The provision includes four sections. “Any rules of equal or lower rank that contradict or oppose the provisions of this royal decree-law are repealed,” the first of them points out by way of summary. The second, which will come into force after three months, establishes that “article 12.3, sections 1 and 2 of the fifteenth additional provision, the sixteenth additional provision and the twenty-first additional provision of the consolidated text of the Law of the Statute of the Workers. ”
These are precepts relating to partial hiring, dismissal in case of crisis and contracts for work and temporary. Article 12.3 of the Workers' Statute Law makes reference to the part-time contract and the relief contract, establishing that “it shall be understood to be concluded for an indefinite period of time when it is agreed to carry out fixed and periodic jobs within the normal volume of activity of the company. ”. The fifteenth additional provision, on the other hand, determines the limits of the duration of the contract for work or service and the chaining of contracts in the Public Administrations, while the sixteenth regulates the application of dismissal for economic, technical, organizational or production reasons in the public sector.
The twenty-first additional provision refers to the replacement of surplus workers by caring for family members, specifically the reduction in business contributions to Social Security to which the hiring of the unemployed is entitled to cover workers on leave of absence.
The third section of the repealing provision of the recently approved reform, which will also begin to take effect after three months, overturns the precepts referring to temporary contracts established in article 15.1 a) of the statute. This establishes that fixed-term contracts may be entered into when “the worker is hired to carry out a specific work or service, with autonomy and proper substantivity within the activity of the company”, and with an uncertain duration. According to the article, they may not last more than three years, extendable to one more year if the agreement allows it.
The new standard eliminates the contract for work and service and limits fixed-term contracts to two types: structural, due to production circumstances and which may last a maximum of six months – one year if allowed the agreement―, and the replacement agreement, valid until the worker's reinstatement.

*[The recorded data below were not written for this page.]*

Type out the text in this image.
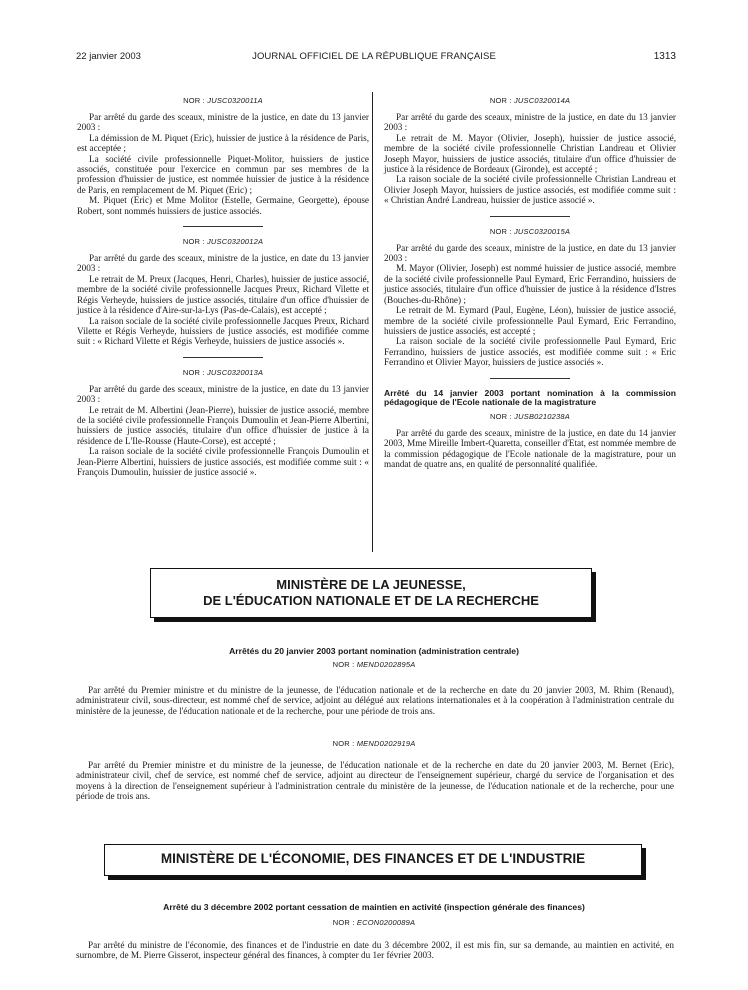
22 janvier 2003	JOURNAL OFFICIEL DE LA RÉPUBLIQUE FRANÇAISE	1313
NOR : JUSC0320011A

Par arrêté du garde des sceaux, ministre de la justice, en date du 13 janvier 2003 :

La démission de M. Piquet (Eric), huissier de justice à la résidence de Paris, est acceptée ;

La société civile professionnelle Piquet-Molitor, huissiers de justice associés, constituée pour l'exercice en commun par ses membres de la profession d'huissier de justice, est nommée huissier de justice à la résidence de Paris, en remplacement de M. Piquet (Eric) ;

M. Piquet (Eric) et Mme Molitor (Estelle, Germaine, Georgette), épouse Robert, sont nommés huissiers de justice associés.

NOR : JUSC0320012A

Par arrêté du garde des sceaux, ministre de la justice, en date du 13 janvier 2003 :

Le retrait de M. Preux (Jacques, Henri, Charles), huissier de justice associé, membre de la société civile professionnelle Jacques Preux, Richard Vilette et Régis Verheyde, huissiers de justice associés, titulaire d'un office d'huissier de justice à la résidence d'Aire-sur-la-Lys (Pas-de-Calais), est accepté ;

La raison sociale de la société civile professionnelle Jacques Preux, Richard Vilette et Régis Verheyde, huissiers de justice associés, est modifiée comme suit : « Richard Vilette et Régis Verheyde, huissiers de justice associés ».

NOR : JUSC0320013A

Par arrêté du garde des sceaux, ministre de la justice, en date du 13 janvier 2003 :

Le retrait de M. Albertini (Jean-Pierre), huissier de justice associé, membre de la société civile professionnelle François Dumoulin et Jean-Pierre Albertini, huissiers de justice associés, titulaire d'un office d'huissier de justice à la résidence de L'Ile-Rousse (Haute-Corse), est accepté ;

La raison sociale de la société civile professionnelle François Dumoulin et Jean-Pierre Albertini, huissiers de justice associés, est modifiée comme suit : « François Dumoulin, huissier de justice associé ».

NOR : JUSC0320014A

Par arrêté du garde des sceaux, ministre de la justice, en date du 13 janvier 2003 :

Le retrait de M. Mayor (Olivier, Joseph), huissier de justice associé, membre de la société civile professionnelle Christian Landreau et Olivier Joseph Mayor, huissiers de justice associés, titulaire d'un office d'huissier de justice à la résidence de Bordeaux (Gironde), est accepté ;

La raison sociale de la société civile professionnelle Christian Landreau et Olivier Joseph Mayor, huissiers de justice associés, est modifiée comme suit : « Christian André Landreau, huissier de justice associé ».

NOR : JUSC0320015A

Par arrêté du garde des sceaux, ministre de la justice, en date du 13 janvier 2003 :

M. Mayor (Olivier, Joseph) est nommé huissier de justice associé, membre de la société civile professionnelle Paul Eymard, Eric Ferrandino, huissiers de justice associés, titulaire d'un office d'huissier de justice à la résidence d'Istres (Bouches-du-Rhône) ;

Le retrait de M. Eymard (Paul, Eugène, Léon), huissier de justice associé, membre de la société civile professionnelle Paul Eymard, Eric Ferrandino, huissiers de justice associés, est accepté ;

La raison sociale de la société civile professionnelle Paul Eymard, Eric Ferrandino, huissiers de justice associés, est modifiée comme suit : « Eric Ferrandino et Olivier Mayor, huissiers de justice associés ».

Arrêté du 14 janvier 2003 portant nomination à la commission pédagogique de l'Ecole nationale de la magistrature

NOR : JUSB0210238A

Par arrêté du garde des sceaux, ministre de la justice, en date du 14 janvier 2003, Mme Mireille Imbert-Quaretta, conseiller d'Etat, est nommée membre de la commission pédagogique de l'Ecole nationale de la magistrature, pour un mandat de quatre ans, en qualité de personnalité qualifiée.

MINISTÈRE DE LA JEUNESSE,
DE L'ÉDUCATION NATIONALE ET DE LA RECHERCHE
Arrêtés du 20 janvier 2003 portant nomination (administration centrale)
NOR : MEND0202895A

Par arrêté du Premier ministre et du ministre de la jeunesse, de l'éducation nationale et de la recherche en date du 20 janvier 2003, M. Rhim (Renaud), administrateur civil, sous-directeur, est nommé chef de service, adjoint au délégué aux relations internationales et à la coopération à l'administration centrale du ministère de la jeunesse, de l'éducation nationale et de la recherche, pour une période de trois ans.

NOR : MEND0202919A

Par arrêté du Premier ministre et du ministre de la jeunesse, de l'éducation nationale et de la recherche en date du 20 janvier 2003, M. Bernet (Eric), administrateur civil, chef de service, est nommé chef de service, adjoint au directeur de l'enseignement supérieur, chargé du service de l'organisation et des moyens à la direction de l'enseignement supérieur à l'administration centrale du ministère de la jeunesse, de l'éducation nationale et de la recherche, pour une période de trois ans.

MINISTÈRE DE L'ÉCONOMIE, DES FINANCES ET DE L'INDUSTRIE
Arrêté du 3 décembre 2002 portant cessation de maintien en activité (inspection générale des finances)
NOR : ECON0200089A

Par arrêté du ministre de l'économie, des finances et de l'industrie en date du 3 décembre 2002, il est mis fin, sur sa demande, au maintien en activité, en surnombre, de M. Pierre Gisserot, inspecteur général des finances, à compter du 1er février 2003.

Likewise, it is expected that companies can face the times of greatest demand, such as Christmas, with a temporary contract of a maximum of 90 days a year and not consecutively. For seasonal activities, the fixed-discontinuous figure is reinforced.

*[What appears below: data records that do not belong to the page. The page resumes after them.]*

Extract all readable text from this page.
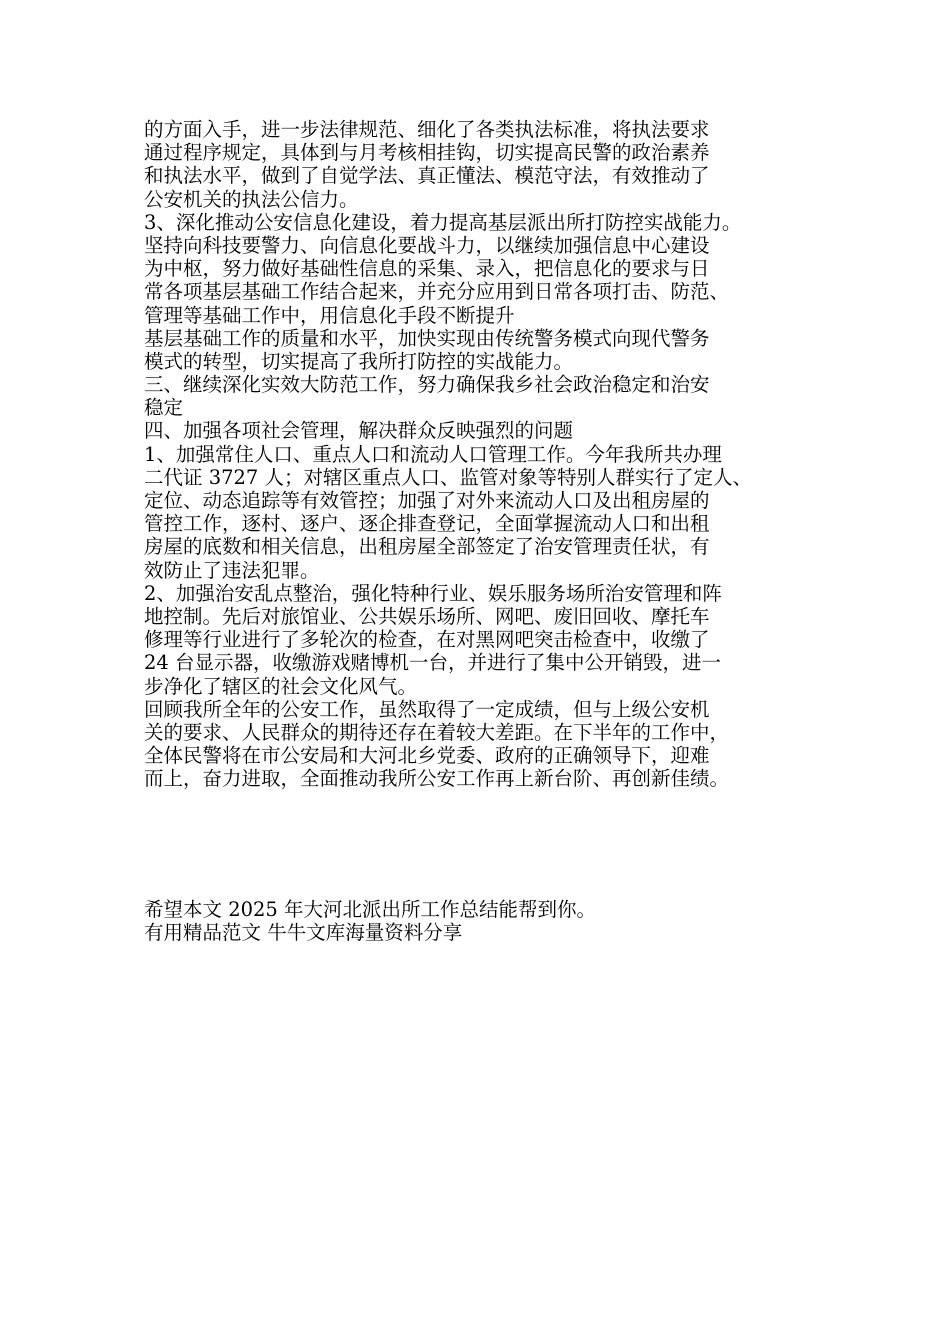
的方面入手，进一步法律规范、细化了各类执法标准，将执法要求
通过程序规定，具体到与月考核相挂钩，切实提高民警的政治素养
和执法水平，做到了自觉学法、真正懂法、模范守法，有效推动了
公安机关的执法公信力。
3、深化推动公安信息化建设，着力提高基层派出所打防控实战能力。
坚持向科技要警力、向信息化要战斗力，以继续加强信息中心建设
为中枢，努力做好基础性信息的采集、录入，把信息化的要求与日
常各项基层基础工作结合起来，并充分应用到日常各项打击、防范、
管理等基础工作中，用信息化手段不断提升
基层基础工作的质量和水平，加快实现由传统警务模式向现代警务
模式的转型，切实提高了我所打防控的实战能力。
三、继续深化实效大防范工作，努力确保我乡社会政治稳定和治安
稳定
四、加强各项社会管理，解决群众反映强烈的问题
1、加强常住人口、重点人口和流动人口管理工作。今年我所共办理
二代证 3727 人；对辖区重点人口、监管对象等特别人群实行了定人、
定位、动态追踪等有效管控；加强了对外来流动人口及出租房屋的
管控工作，逐村、逐户、逐企排查登记，全面掌握流动人口和出租
房屋的底数和相关信息，出租房屋全部签定了治安管理责任状，有
效防止了违法犯罪。
2、加强治安乱点整治，强化特种行业、娱乐服务场所治安管理和阵
地控制。先后对旅馆业、公共娱乐场所、网吧、废旧回收、摩托车
修理等行业进行了多轮次的检查，在对黑网吧突击检查中，收缴了
24 台显示器，收缴游戏赌博机一台，并进行了集中公开销毁，进一
步净化了辖区的社会文化风气。
回顾我所全年的公安工作，虽然取得了一定成绩，但与上级公安机
关的要求、人民群众的期待还存在着较大差距。在下半年的工作中，
全体民警将在市公安局和大河北乡党委、政府的正确领导下，迎难
而上，奋力进取，全面推动我所公安工作再上新台阶、再创新佳绩。
希望本文 2025 年大河北派出所工作总结能帮到你。
有用精品范文 牛牛文库海量资料分享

The fourth and last section of the repealing provision immediately demolishes the fourth additional provision of Royal Decree-Law 16/2014, of December 19, which regulates the Employment Activation Program. This provision establishes the exemption from the payment of fees in circumstances of force majeure, of up to 100% for a maximum of 12 months.
The new labor regulations have agreed that companies in crisis can turn to the RED Mechanism for Flexibility and Employment Stabilization. This system aims to favor the maintenance of employment and provides for exemptions in Social Security contributions for those workers suspended from employment or reduced working hours. The mechanism will be based on two different modalities: one cyclical, dictated by the current situation, and another related to changes at the sectoral level that require requalification and professional transition. The maximum duration will be one year in the first case, and six months extendable to 12 in the second.
In addition, the Temporary Employment Regulation Files (ERTE) for economic, technical, organizational and production reasons (ETOP) will be more agile to process for SMEs, and temporary files of force majeure, after the hit of the pandemic , go on to consider as a specific cause the impediment or limitations to the activity caused by a decision of the Government.